For most people a care home setting is their final residence, a place where they will spend the last years of their life. The GSF is about end of life care, palliative care and ensuring that the individual is comfortable and pain free, thus providing a 'Gold Standard' level of care.
Aims of GSF:
- Improve the quality of care for people nearing the end of their life.
- Improve the co-ordination and collaboration with GP and Primary Health Care Teams.
- To reduce the number of admissions to hospital in the last stages of life.
- To ensure the individual's dignity is maintained at all times.
- Better care towards the end of life.
- A better death in accordance with the resident's and family's wishes.
- Fewer crises or hospital admissions.
- Move from relative to proactive care with better advanced care planning.
- Focus on the needs and preferences of the resident and family.
- Listen to and value the opinion of the resident and family.

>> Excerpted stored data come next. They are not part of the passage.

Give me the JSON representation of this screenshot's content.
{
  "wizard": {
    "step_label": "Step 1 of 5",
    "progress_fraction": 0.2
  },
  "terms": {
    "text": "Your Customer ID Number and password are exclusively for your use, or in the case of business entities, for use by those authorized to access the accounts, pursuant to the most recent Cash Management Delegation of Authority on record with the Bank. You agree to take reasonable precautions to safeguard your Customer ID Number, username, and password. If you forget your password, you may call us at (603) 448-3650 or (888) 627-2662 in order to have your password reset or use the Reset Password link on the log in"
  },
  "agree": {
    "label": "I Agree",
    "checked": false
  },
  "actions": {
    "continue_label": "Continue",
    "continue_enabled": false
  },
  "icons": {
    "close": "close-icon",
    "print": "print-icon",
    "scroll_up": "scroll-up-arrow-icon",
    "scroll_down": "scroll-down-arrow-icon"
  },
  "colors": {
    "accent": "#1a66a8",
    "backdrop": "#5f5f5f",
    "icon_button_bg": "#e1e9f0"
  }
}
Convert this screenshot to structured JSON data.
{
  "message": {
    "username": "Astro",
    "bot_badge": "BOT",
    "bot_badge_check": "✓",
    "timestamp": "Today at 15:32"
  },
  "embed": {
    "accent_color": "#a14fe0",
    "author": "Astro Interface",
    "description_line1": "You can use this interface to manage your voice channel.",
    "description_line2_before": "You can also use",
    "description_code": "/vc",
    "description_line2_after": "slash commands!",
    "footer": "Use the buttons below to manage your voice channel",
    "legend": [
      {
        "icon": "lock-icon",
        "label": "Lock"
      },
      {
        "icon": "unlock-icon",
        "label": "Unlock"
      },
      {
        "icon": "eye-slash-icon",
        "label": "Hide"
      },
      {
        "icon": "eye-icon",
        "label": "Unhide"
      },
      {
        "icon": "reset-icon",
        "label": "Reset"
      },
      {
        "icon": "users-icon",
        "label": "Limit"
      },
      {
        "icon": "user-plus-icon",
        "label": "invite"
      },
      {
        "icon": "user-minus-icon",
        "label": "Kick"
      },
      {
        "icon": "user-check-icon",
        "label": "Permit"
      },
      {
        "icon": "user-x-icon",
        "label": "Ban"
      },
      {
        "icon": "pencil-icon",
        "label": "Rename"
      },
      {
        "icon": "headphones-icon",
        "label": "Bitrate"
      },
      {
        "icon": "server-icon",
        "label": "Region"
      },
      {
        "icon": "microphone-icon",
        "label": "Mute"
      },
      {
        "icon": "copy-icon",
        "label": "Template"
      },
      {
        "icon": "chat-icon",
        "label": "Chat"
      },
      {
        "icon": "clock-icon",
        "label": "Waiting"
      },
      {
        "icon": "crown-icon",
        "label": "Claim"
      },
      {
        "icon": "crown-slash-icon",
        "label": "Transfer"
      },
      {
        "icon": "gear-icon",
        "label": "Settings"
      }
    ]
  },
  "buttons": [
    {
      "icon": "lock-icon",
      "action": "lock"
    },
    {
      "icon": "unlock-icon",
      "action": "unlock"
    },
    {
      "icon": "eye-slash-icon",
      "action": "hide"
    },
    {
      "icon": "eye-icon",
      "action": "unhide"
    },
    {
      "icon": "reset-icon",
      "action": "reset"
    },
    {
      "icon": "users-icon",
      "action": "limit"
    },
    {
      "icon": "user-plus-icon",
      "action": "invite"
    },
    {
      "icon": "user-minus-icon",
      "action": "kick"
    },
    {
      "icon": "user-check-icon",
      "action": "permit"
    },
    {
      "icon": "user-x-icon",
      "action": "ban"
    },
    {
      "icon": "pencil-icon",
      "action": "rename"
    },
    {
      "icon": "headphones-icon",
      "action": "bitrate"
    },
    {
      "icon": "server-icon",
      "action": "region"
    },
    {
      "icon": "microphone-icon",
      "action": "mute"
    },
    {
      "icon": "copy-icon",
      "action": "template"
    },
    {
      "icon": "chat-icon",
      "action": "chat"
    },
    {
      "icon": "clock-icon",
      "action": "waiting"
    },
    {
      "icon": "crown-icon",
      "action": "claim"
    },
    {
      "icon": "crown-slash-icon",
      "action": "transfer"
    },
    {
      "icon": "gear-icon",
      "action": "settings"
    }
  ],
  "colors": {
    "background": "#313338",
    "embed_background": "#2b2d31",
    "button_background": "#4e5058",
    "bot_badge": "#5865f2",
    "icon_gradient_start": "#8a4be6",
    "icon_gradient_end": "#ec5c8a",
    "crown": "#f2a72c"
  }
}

- Closer collaboration with specialists in palliative care.
- A holistic approach to care.
- Better link to out-of-hours services.
- Improved clinical skills and knowledge at all levels within the care team.
Good levels of communication underpin the GSF process:
The first stage of the process is to identify and raise awareness of the prognostic stage of the resident, which is carried out by using a coding criteria tool. Once coding has been carried out this information is written on a register and communicated to the care team on a daily basis.
Monthly GSF meetings are then held with the care team and the palliative care specialist using the multidisciplinary approach to care delivery.
Each individual's needs - physical, psychosocial and spiritual - are assessed and communicated with the resident, their family and the team.
Plan ahead for all occurrences, including preference for place of care and out-of-hours issues. A completed advance care plan is communicated to the out-of-hours services and to all of the care team.